Bob Lowry: Party-Ready Pools and Alkalinity Control
Crowded pool days can turn clear water cloudy fast, but a few smart steps before guests arrive protect clarity, comfort, and budget. Bob Lowry lays out a simple plan: raise free chlorine a few ppm, add a measured dose of non-chlorine oxidizer, and keep the circulation system running throughout the event. The surprise hero is the shower. A quick rinse removes sunscreen, deodorant, lotions, and oils that devour sanitizer in the first minutes after swimmers enter. Studies show pre-swim rinsing can cut chemical demand dramatically, which means fewer chloramines, better smell, and happier eyes. Pair that with a steady filter and you trap organics early, letting chlorine focus on disinfection instead of cleanup.
Many service techs run into a different headache: sky-high cyanuric acid from heavy trichlor use. For every 10 ppm of chlorine dosed via trichlor, about 6 ppm of cyanuric acid remains. Over weeks, that creeps upward, forcing the required free chlorine residual to rise to maintain the same level of protection. Bob’s rule of thumb without borates is 7.5 percent of CYA as a target free chlorine level. If CYA climbs 25 ppm per month, the needed free chlorine rises about 1.5 ppm monthly. Ignore that, and algae risk spikes, shock frequency goes up, and costs follow. The smarter path is to manage CYA down to a workable 50 to 60 ppm and set chlorine accordingly, reducing runaway demand and improving kill rates.
High CYA also distorts how water balance looks on paper. The saturation index should rely on carbonate alkalinity, not total alkalinity, because cyanuric acid ties up part of alkalinity. Subtract roughly one-third of the CYA reading from total alkalinity to estimate carbonate alkalinity. At CYA 200 ppm with TA 70 to 80 ppm, the adjusted value can approach zero, meaning corrosive water even if the “visible” TA seems normal. That drives etching, plaster color loss, and metal staining as surfaces dissolve and later re-precipitate. Trying to mask the problem by raising TA higher creates a new fight as pH drifts upward and acid additions push TA back down. Break the cycle by partially draining to reset CYA, then balance pH, TA, and calcium in a stable range.

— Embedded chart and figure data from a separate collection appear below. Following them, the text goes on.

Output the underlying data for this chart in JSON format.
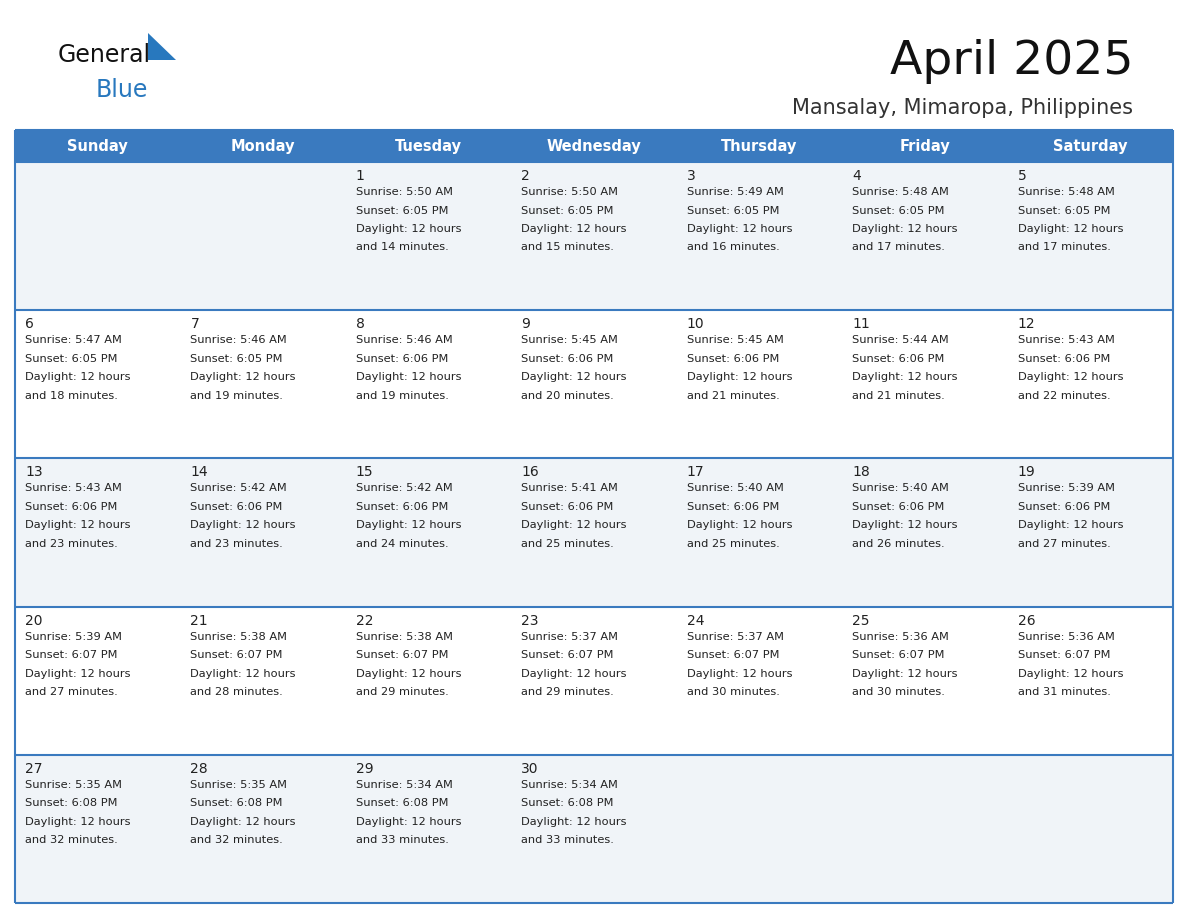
{
  "title": "April 2025",
  "subtitle": "Mansalay, Mimaropa, Philippines",
  "header_bg_color": "#3a7abf",
  "header_text_color": "#ffffff",
  "row_bg_odd": "#f0f4f8",
  "row_bg_even": "#ffffff",
  "border_color": "#3a7abf",
  "text_color": "#222222",
  "logo_general_color": "#111111",
  "logo_blue_color": "#2878be",
  "logo_triangle_color": "#2878be",
  "days_of_week": [
    "Sunday",
    "Monday",
    "Tuesday",
    "Wednesday",
    "Thursday",
    "Friday",
    "Saturday"
  ],
  "calendar_data": [
    [
      {
        "day": "",
        "sunrise": "",
        "sunset": "",
        "daylight_line1": "",
        "daylight_line2": ""
      },
      {
        "day": "",
        "sunrise": "",
        "sunset": "",
        "daylight_line1": "",
        "daylight_line2": ""
      },
      {
        "day": "1",
        "sunrise": "5:50 AM",
        "sunset": "6:05 PM",
        "daylight_line1": "12 hours",
        "daylight_line2": "and 14 minutes."
      },
      {
        "day": "2",
        "sunrise": "5:50 AM",
        "sunset": "6:05 PM",
        "daylight_line1": "12 hours",
        "daylight_line2": "and 15 minutes."
      },
      {
        "day": "3",
        "sunrise": "5:49 AM",
        "sunset": "6:05 PM",
        "daylight_line1": "12 hours",
        "daylight_line2": "and 16 minutes."
      },
      {
        "day": "4",
        "sunrise": "5:48 AM",
        "sunset": "6:05 PM",
        "daylight_line1": "12 hours",
        "daylight_line2": "and 17 minutes."
      },
      {
        "day": "5",
        "sunrise": "5:48 AM",
        "sunset": "6:05 PM",
        "daylight_line1": "12 hours",
        "daylight_line2": "and 17 minutes."
      }
    ],
    [
      {
        "day": "6",
        "sunrise": "5:47 AM",
        "sunset": "6:05 PM",
        "daylight_line1": "12 hours",
        "daylight_line2": "and 18 minutes."
      },
      {
        "day": "7",
        "sunrise": "5:46 AM",
        "sunset": "6:05 PM",
        "daylight_line1": "12 hours",
        "daylight_line2": "and 19 minutes."
      },
      {
        "day": "8",
        "sunrise": "5:46 AM",
        "sunset": "6:06 PM",
        "daylight_line1": "12 hours",
        "daylight_line2": "and 19 minutes."
      },
      {
        "day": "9",
        "sunrise": "5:45 AM",
        "sunset": "6:06 PM",
        "daylight_line1": "12 hours",
        "daylight_line2": "and 20 minutes."
      },
      {
        "day": "10",
        "sunrise": "5:45 AM",
        "sunset": "6:06 PM",
        "daylight_line1": "12 hours",
        "daylight_line2": "and 21 minutes."
      },
      {
        "day": "11",
        "sunrise": "5:44 AM",
        "sunset": "6:06 PM",
        "daylight_line1": "12 hours",
        "daylight_line2": "and 21 minutes."
      },
      {
        "day": "12",
        "sunrise": "5:43 AM",
        "sunset": "6:06 PM",
        "daylight_line1": "12 hours",
        "daylight_line2": "and 22 minutes."
      }
    ],
    [
      {
        "day": "13",
        "sunrise": "5:43 AM",
        "sunset": "6:06 PM",
        "daylight_line1": "12 hours",
        "daylight_line2": "and 23 minutes."
      },
      {
        "day": "14",
        "sunrise": "5:42 AM",
        "sunset": "6:06 PM",
        "daylight_line1": "12 hours",
        "daylight_line2": "and 23 minutes."
      },
      {
        "day": "15",
        "sunrise": "5:42 AM",
        "sunset": "6:06 PM",
        "daylight_line1": "12 hours",
        "daylight_line2": "and 24 minutes."
      },
      {
        "day": "16",
        "sunrise": "5:41 AM",
        "sunset": "6:06 PM",
        "daylight_line1": "12 hours",
        "daylight_line2": "and 25 minutes."
      },
      {
        "day": "17",
        "sunrise": "5:40 AM",
        "sunset": "6:06 PM",
        "daylight_line1": "12 hours",
        "daylight_line2": "and 25 minutes."
      },
      {
        "day": "18",
        "sunrise": "5:40 AM",
        "sunset": "6:06 PM",
        "daylight_line1": "12 hours",
        "daylight_line2": "and 26 minutes."
      },
      {
        "day": "19",
        "sunrise": "5:39 AM",
        "sunset": "6:06 PM",
        "daylight_line1": "12 hours",
        "daylight_line2": "and 27 minutes."
      }
    ],
    [
      {
        "day": "20",
        "sunrise": "5:39 AM",
        "sunset": "6:07 PM",
        "daylight_line1": "12 hours",
        "daylight_line2": "and 27 minutes."
      },
      {
        "day": "21",
        "sunrise": "5:38 AM",
        "sunset": "6:07 PM",
        "daylight_line1": "12 hours",
        "daylight_line2": "and 28 minutes."
      },
      {
        "day": "22",
        "sunrise": "5:38 AM",
        "sunset": "6:07 PM",
        "daylight_line1": "12 hours",
        "daylight_line2": "and 29 minutes."
      },
      {
        "day": "23",
        "sunrise": "5:37 AM",
        "sunset": "6:07 PM",
        "daylight_line1": "12 hours",
        "daylight_line2": "and 29 minutes."
      },
      {
        "day": "24",
        "sunrise": "5:37 AM",
        "sunset": "6:07 PM",
        "daylight_line1": "12 hours",
        "daylight_line2": "and 30 minutes."
      },
      {
        "day": "25",
        "sunrise": "5:36 AM",
        "sunset": "6:07 PM",
        "daylight_line1": "12 hours",
        "daylight_line2": "and 30 minutes."
      },
      {
        "day": "26",
        "sunrise": "5:36 AM",
        "sunset": "6:07 PM",
        "daylight_line1": "12 hours",
        "daylight_line2": "and 31 minutes."
      }
    ],
    [
      {
        "day": "27",
        "sunrise": "5:35 AM",
        "sunset": "6:08 PM",
        "daylight_line1": "12 hours",
        "daylight_line2": "and 32 minutes."
      },
      {
        "day": "28",
        "sunrise": "5:35 AM",
        "sunset": "6:08 PM",
        "daylight_line1": "12 hours",
        "daylight_line2": "and 32 minutes."
      },
      {
        "day": "29",
        "sunrise": "5:34 AM",
        "sunset": "6:08 PM",
        "daylight_line1": "12 hours",
        "daylight_line2": "and 33 minutes."
      },
      {
        "day": "30",
        "sunrise": "5:34 AM",
        "sunset": "6:08 PM",
        "daylight_line1": "12 hours",
        "daylight_line2": "and 33 minutes."
      },
      {
        "day": "",
        "sunrise": "",
        "sunset": "",
        "daylight_line1": "",
        "daylight_line2": ""
      },
      {
        "day": "",
        "sunrise": "",
        "sunset": "",
        "daylight_line1": "",
        "daylight_line2": ""
      },
      {
        "day": "",
        "sunrise": "",
        "sunset": "",
        "daylight_line1": "",
        "daylight_line2": ""
      }
    ]
  ]
}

Correcting extreme low pH is best done in stages. If a large vinyl pool tests near pH 5, dumping massive soda ash in one shot risks a pH spike, calcium clouding, and days of filtration to clear fallout. Bob suggests a blended approach: lift pH a bit with soda ash, build alkalinity with baking soda, and use aeration to finish the pH rise without overshooting. Point return jets up, or run a submersible to agitate the surface. CO2 off-gassing raises pH without moving alkalinity, helping you fine-tune balance while saving chemicals. When the target dose is large, add chemicals in thirds with retesting between rounds to verify pool volume assumptions and reaction progress, avoiding the whiplash of adding acid to correct an overshoot.
Filtering strategy matters during and after a party. Keep the pump on so the filter captures the load that would otherwise burden chlorine. After swimmers leave, run at least one full turnover—longer if the water looked stressed—to clear fine particulates and let sanitizer recover. If you rely on stabilized chlorine, watch CYA monthly and plan for dilution as part of routine care. When you respect the relationship between CYA, free chlorine, and carbonate alkalinity, algae control becomes predictable, plaster stays protected, and you spend less time on emergency fixes. Simple habits—pre-swim rinsing, proactive chlorine and oxidizer use, continuous circulation, and careful chemistry adjustments—turn heavy bather loads into a non-event.